R. Votaria pela abertura da investigação. Há fatos inegáveis. Acho que investigar é o caminho mais democrático. Lamentando profundamente, votaria pela investigação. Deveria investigar porque a agenda do Brasil parou para se discutir isso. E acho que ninguém está acima da lei. Vou ser bem sincera com você: que bom que ele não foi afastado, mas daqui a pouco chega uma outra denúncia e vamos ficar mais um ou dois meses paralisados.

Ofensas machistas

P. Nessa última votação no caso Temer você foi chamada de “gostosa” quando teve seu nome citado. Você apresentou alguma representação no Conselho de Ética contra quem a ofendeu publicamente?

R. Foi um comentário machista, indecoroso desferido quando me chamaram para votar. Todo mundo ouviu porque foi próximo ao microfone. Mas, por eu não ter a informação de quem é o parlamentar, eu não posso acionar diretamente o Conselho de Ética. Eu pedi para que a Mesa Diretora da Câmara faça um processo de apuração e busque saber quem fez esse comentário.

P. Se for identificado, você o representará ao Conselho de Ética?

R. Sim. Foi uma violência contra a mulher. E não é só aqui. Ela acontece na padaria, na escola, na empresa. Uma de nossas lutas é a de que a mulher possa enfrentar o desafio de vencer o machismo, ainda muito presente na nossa sociedade. E a gente não pode se calar. Senão, vamos consentir e tornar isso natural.

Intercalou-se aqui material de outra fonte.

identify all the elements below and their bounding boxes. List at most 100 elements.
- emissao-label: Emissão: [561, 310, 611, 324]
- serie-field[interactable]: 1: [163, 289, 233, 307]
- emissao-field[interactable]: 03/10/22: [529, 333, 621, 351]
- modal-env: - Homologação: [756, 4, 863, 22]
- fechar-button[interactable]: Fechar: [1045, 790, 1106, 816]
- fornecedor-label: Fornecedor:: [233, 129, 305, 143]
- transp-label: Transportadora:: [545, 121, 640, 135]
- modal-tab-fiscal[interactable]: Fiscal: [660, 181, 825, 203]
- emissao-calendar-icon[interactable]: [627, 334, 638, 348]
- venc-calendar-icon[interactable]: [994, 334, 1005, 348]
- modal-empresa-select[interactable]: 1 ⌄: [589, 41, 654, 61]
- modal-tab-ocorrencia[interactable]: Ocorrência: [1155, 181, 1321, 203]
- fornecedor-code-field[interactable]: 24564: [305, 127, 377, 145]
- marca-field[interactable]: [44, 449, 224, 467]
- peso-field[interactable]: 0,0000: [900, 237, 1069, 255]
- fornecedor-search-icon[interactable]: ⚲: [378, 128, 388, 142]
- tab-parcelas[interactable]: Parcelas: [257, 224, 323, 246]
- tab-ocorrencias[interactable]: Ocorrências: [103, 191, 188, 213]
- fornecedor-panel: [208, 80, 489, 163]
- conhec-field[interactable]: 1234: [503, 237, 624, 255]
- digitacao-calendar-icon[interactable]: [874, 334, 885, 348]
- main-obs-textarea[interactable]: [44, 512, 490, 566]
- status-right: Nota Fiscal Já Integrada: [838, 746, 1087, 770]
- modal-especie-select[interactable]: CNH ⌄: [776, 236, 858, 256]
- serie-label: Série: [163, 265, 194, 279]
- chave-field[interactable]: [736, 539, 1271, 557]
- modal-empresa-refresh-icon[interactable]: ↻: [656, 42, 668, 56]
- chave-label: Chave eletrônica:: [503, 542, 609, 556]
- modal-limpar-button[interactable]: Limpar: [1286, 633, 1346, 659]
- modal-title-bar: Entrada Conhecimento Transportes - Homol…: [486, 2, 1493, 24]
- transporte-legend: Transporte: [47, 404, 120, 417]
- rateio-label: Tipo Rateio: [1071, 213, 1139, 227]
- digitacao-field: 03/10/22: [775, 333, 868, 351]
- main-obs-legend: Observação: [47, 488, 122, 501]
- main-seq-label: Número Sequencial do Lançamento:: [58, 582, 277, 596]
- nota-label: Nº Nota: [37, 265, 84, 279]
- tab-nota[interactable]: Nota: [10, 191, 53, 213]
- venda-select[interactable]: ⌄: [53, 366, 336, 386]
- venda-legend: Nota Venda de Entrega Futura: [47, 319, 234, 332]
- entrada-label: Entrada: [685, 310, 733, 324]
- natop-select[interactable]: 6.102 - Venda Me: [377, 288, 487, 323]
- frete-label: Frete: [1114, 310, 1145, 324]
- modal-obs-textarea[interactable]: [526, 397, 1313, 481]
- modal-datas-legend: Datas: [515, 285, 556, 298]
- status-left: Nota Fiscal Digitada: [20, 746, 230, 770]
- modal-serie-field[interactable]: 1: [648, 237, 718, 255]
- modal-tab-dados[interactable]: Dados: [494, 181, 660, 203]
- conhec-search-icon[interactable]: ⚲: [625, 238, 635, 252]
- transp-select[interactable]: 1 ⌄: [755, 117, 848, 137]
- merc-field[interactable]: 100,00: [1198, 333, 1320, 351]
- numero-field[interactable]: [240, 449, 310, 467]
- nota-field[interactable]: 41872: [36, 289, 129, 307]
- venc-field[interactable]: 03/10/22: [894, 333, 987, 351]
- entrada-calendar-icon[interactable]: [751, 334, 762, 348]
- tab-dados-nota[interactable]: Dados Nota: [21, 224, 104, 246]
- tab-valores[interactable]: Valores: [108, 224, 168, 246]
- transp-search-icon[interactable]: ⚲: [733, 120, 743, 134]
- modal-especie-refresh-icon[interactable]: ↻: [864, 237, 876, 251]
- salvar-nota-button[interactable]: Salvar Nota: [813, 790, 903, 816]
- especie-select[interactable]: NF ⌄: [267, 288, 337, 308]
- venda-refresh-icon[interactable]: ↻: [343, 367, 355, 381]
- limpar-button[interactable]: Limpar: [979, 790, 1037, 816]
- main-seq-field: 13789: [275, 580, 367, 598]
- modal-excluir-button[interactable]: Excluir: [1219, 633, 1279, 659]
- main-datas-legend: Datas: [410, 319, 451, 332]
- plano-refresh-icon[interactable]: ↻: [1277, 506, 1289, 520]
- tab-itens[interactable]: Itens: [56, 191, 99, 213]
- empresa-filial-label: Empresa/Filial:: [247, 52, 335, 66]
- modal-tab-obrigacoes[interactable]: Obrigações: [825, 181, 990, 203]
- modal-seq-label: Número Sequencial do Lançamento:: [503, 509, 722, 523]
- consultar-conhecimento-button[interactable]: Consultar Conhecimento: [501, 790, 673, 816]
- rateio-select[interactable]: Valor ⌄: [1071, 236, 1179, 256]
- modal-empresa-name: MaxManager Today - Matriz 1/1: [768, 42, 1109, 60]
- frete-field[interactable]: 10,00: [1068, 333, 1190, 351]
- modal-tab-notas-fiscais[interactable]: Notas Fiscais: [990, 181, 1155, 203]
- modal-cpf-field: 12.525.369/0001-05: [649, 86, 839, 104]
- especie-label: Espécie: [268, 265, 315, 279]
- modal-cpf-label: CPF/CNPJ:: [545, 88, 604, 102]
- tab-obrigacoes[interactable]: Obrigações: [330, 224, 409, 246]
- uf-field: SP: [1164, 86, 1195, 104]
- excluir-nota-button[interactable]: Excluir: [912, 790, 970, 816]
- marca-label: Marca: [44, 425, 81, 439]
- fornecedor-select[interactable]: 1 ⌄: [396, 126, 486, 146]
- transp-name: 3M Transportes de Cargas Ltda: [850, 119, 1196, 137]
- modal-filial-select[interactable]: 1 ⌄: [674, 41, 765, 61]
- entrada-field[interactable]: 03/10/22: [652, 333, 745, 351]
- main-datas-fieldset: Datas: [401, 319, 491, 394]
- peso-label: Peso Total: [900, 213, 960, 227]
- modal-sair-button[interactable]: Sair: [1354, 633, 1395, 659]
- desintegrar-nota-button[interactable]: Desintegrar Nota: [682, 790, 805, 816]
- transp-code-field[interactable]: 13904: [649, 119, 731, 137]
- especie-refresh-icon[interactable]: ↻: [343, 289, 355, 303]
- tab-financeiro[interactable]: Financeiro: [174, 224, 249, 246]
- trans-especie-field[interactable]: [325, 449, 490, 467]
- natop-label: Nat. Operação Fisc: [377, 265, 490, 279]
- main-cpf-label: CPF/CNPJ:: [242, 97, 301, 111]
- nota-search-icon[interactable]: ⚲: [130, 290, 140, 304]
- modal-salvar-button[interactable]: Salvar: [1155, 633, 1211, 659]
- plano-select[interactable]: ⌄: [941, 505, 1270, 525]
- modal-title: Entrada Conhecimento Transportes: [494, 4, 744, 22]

Uma de nossas lutas é a de que a mulher possa enfrentar o desafio de vencer o machismo

P. Nesse ambiente político, você enfrentou outros casos semelhantes?

R. Alguns. Mas a gente supera. Não me intimido com isso. Pelo contrário, são situações que infelizmente a gente sofre ainda e tem de saber lidar pela escolha que a gente faz, de defender o que a gente entende como certo. A minha capacidade não é aferida pelo meu gênero, e sim pelo meu esforço e pela minha dedicação.